Люсьен выбрался в середину церкви, в боковой проход, где было попросторнее, вытащил из кармана молитвенник и медленно пошел вдоль рядов, словно выискивая, где сесть. Свободных мест хватало, но Аженнэ решительно прошел мимо нескольких совершенно пустых скамей и опустился рядом с дворянином средних лет, неотрывно смотрящим в сторону алтаря. Некоторое время они молчали. Затем дворянин перевел взгляд на соседа и со вздохом переменил позу.
– Простите, сударь, – с извиняющейся улыбкой произнес он, – не одолжите ли вы мне ненадолго свой молитвенник?
– Конечно, – Аженнэ передал ему книгу.
Высокие спинки скамей надежно загораживали от посторонних взглядов их руки. Дворянин нащупал под книгой плотно прижатый к обложке лист бумаги, отделил и мельком взглянул на текст. Ловкое движение – и бумага исчезла.
Дворянин перевернул несколько страниц, нашел в книге нужное место и, кивнув, вернул ее владельцу. Ее – и прикрытый ею тяжелый кошелек.
– Спасибо, сударь, – он снова повернулся к алтарю.
Люсьен выждал для приличия несколько минут, притворяясь, будто читает молитвенник, и старательно шевеля губами, затем поднялся и торопливо пробрался к выходу.

Ветер нес дождевые капли прямо в лицо. Люсьен плотнее прижал шляпу и торопливо зашагал по пустынной улице. Кошелек в кармане сулил большие возможности. Зайти домой? Или сразу отправиться играть? Сейчас достаточно поздно, у Лейнера уже открыли и можно не тратить времени. Или все же переодеться получше?
Когда человек, с которым он только что встречался в церкви святой Троицы, догнал его и взял под левый локоть, Люсьен удивился: господин Грон всегда требовал не показывать, что они знакомы.
– Что-то слу?.. – начал Аженнэ и не успел закончить.
Спутник ударил его левой рукой, но так точно и уверенно, словно бил правой. Узкий длинный кинжал вошел между ребрами, в сердце.

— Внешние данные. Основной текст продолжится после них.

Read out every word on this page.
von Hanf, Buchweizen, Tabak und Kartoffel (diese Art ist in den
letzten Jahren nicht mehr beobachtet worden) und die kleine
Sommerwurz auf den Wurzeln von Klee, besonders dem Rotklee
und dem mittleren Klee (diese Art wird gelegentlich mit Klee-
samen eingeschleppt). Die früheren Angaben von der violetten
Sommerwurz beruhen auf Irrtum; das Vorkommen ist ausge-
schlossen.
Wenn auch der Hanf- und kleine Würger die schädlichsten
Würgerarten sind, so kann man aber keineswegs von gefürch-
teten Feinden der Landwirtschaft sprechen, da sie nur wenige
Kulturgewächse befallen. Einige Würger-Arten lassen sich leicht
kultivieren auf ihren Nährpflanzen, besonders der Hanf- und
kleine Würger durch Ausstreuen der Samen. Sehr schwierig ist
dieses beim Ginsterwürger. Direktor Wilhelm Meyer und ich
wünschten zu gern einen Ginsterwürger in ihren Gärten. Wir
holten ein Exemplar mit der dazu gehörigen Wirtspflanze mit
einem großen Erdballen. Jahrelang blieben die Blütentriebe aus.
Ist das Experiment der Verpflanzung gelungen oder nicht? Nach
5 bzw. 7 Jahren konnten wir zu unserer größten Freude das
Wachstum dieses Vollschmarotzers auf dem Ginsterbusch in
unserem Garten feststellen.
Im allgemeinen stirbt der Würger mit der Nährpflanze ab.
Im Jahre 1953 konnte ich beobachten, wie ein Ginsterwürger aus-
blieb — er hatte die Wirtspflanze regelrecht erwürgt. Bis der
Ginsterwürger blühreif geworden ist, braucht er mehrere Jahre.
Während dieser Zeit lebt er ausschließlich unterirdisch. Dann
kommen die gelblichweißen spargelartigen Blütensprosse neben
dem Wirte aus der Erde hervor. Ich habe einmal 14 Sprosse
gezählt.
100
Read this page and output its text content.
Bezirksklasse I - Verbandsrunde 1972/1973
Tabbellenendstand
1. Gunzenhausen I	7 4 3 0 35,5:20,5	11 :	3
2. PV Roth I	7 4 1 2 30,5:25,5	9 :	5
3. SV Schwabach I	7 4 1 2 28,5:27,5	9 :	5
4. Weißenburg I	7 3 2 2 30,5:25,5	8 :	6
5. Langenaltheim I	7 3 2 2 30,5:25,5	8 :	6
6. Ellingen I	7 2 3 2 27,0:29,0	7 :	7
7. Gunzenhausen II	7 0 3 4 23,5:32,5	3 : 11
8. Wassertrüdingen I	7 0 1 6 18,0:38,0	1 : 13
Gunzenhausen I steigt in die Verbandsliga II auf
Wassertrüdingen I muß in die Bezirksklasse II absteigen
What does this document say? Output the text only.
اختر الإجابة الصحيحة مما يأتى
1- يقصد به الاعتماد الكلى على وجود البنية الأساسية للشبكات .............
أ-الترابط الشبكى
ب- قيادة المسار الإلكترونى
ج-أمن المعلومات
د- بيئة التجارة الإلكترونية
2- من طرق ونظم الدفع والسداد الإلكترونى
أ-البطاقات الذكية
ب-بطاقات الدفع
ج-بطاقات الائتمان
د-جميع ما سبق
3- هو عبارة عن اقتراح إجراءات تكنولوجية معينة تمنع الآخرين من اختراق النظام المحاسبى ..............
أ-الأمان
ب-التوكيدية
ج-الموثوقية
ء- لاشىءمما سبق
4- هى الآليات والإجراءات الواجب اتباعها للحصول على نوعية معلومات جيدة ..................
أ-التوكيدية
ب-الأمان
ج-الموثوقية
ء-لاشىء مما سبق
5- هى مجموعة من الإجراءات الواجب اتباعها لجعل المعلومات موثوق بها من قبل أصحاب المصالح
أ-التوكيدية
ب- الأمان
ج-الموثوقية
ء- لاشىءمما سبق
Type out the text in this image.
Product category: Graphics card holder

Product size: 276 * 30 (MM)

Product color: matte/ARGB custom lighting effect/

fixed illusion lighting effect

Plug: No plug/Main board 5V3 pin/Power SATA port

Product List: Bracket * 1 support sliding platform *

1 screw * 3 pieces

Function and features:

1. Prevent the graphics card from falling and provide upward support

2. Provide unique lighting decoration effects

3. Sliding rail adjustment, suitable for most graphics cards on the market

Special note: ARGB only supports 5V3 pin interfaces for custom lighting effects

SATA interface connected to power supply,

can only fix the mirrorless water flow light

Люсьену хватило времени лишь понять, в чем дело, и чистосердечно обидеться на судьбу, которая так подло его обманула.
Он уже не почувствовал, как с него снимают часы и перстень, вытаскивают из шейного платка булавку, а из потайного кармана – кошелек с только что полученным вознаграждением, и сталкивают тело в сточную канаву. Наутро его найдут, и никому даже в голову не придет, что это не жертва ночного грабителя.

Принц Патрик так никогда и не узнал, какой ценой был оплачен паспорт на имя Людвига ван Эйрека, так хорошо служивший ему в годы Смуты.